From  a political point of view, last summer’s events in Egypt left Hamas friendless. And the public support the movement has shown towards the Muslim Brotherhood has distanced them from most key countries in the region, especially Saudi Arabia. The war in Syria has also taken its toll on Hamas, as its traditional ties with Iran have been strained because the Islamist movement came out in support of rebels fighting the government of President Bashar Assad.

The glimpse of hope many in the strip felt last year, after the 7-day war with Israel (Morsi was one of the main mediators then) when Hamas reached unprecedented levels of popularity, has vanished. Worse still, and as a clear sign of the failure of Palestinian reconciliation, Americans have kept Hamas out of the current peace talks between Palestine and Israel. Popularity has also been lost in the streets, and Hamas’ hardening stance has actually not helped.

The group has been as of lately putting into practice a re-Islamization project that especially targets women and children. At the mere sign of probable dissent, Hamas banned any commemoration of Arafat’s death and threatened to shoot protesters on sight. In a sign of jitters, their security briefly even detained a dozen journalists who had asked students about the Tamarrod campaign.

Why did the protests not take place? Fatah, which is believed to fund and support the Tamarrod movement in the shadows, said it did not organize a march because Hamas denied permission. Many amongst its officials affirmed that they wanted to avoid the events of several years ago, when such a rally drew a crowd of tens of thousands and deadly clashes erupted between demonstrators and Hamas security.

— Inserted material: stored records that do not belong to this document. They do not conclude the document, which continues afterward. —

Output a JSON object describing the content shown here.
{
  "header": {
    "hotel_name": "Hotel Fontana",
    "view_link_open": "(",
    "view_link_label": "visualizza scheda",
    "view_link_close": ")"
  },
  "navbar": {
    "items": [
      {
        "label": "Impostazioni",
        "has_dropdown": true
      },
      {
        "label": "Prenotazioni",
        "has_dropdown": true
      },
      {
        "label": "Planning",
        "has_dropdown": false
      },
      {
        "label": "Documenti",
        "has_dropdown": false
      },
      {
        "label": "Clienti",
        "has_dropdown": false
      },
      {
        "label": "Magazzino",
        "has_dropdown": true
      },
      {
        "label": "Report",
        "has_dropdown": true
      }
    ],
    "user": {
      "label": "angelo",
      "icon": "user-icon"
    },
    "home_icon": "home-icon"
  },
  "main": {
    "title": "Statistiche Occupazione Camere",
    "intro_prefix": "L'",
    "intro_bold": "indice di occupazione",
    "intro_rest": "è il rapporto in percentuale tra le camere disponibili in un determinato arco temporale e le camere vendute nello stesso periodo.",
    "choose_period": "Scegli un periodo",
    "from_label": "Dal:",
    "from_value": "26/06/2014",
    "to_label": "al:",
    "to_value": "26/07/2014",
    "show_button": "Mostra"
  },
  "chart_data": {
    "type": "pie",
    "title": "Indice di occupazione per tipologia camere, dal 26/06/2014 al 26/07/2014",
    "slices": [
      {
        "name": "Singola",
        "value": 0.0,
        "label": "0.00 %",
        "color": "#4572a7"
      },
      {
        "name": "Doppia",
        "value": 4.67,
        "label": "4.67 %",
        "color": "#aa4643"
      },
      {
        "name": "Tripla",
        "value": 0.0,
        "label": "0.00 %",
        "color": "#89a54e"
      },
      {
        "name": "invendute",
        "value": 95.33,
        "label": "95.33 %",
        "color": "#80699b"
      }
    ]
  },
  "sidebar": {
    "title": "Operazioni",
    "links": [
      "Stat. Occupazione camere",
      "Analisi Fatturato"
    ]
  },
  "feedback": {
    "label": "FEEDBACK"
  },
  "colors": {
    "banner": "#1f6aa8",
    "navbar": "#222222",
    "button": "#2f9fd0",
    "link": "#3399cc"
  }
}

Hamas officials themselves have already dismissed the movement as illusory, stressing that there was not going to be any activity on the ground. Maybe the dozens of Tamarrod activists being arrested and nighttime security checkpoints returning to the streets had something to do with it. Indeed, on 10 November, Tamarrod leaders declared that the events would be canceled, claiming that Hamas had issued reports stating its intention to use violence against their activities, and that life is more important than expressing dissent.

Some in Gaza are still hoping that once the pressure eases people might still go out in the streets. In the meantime, a high-profile military parade by Islamists was staged on 14 November, commemorating the first anniversary of the war on Gaza, but also with the clear aim of showing that Hamas continues to be strong, despite Gazan’s daily struggles and the signs of dissent.

Meanwhile, the ones who bear the brunt for all this are, like always, random Palestinians in the isolated territory, who remain afraid to protest or are simply losing hope.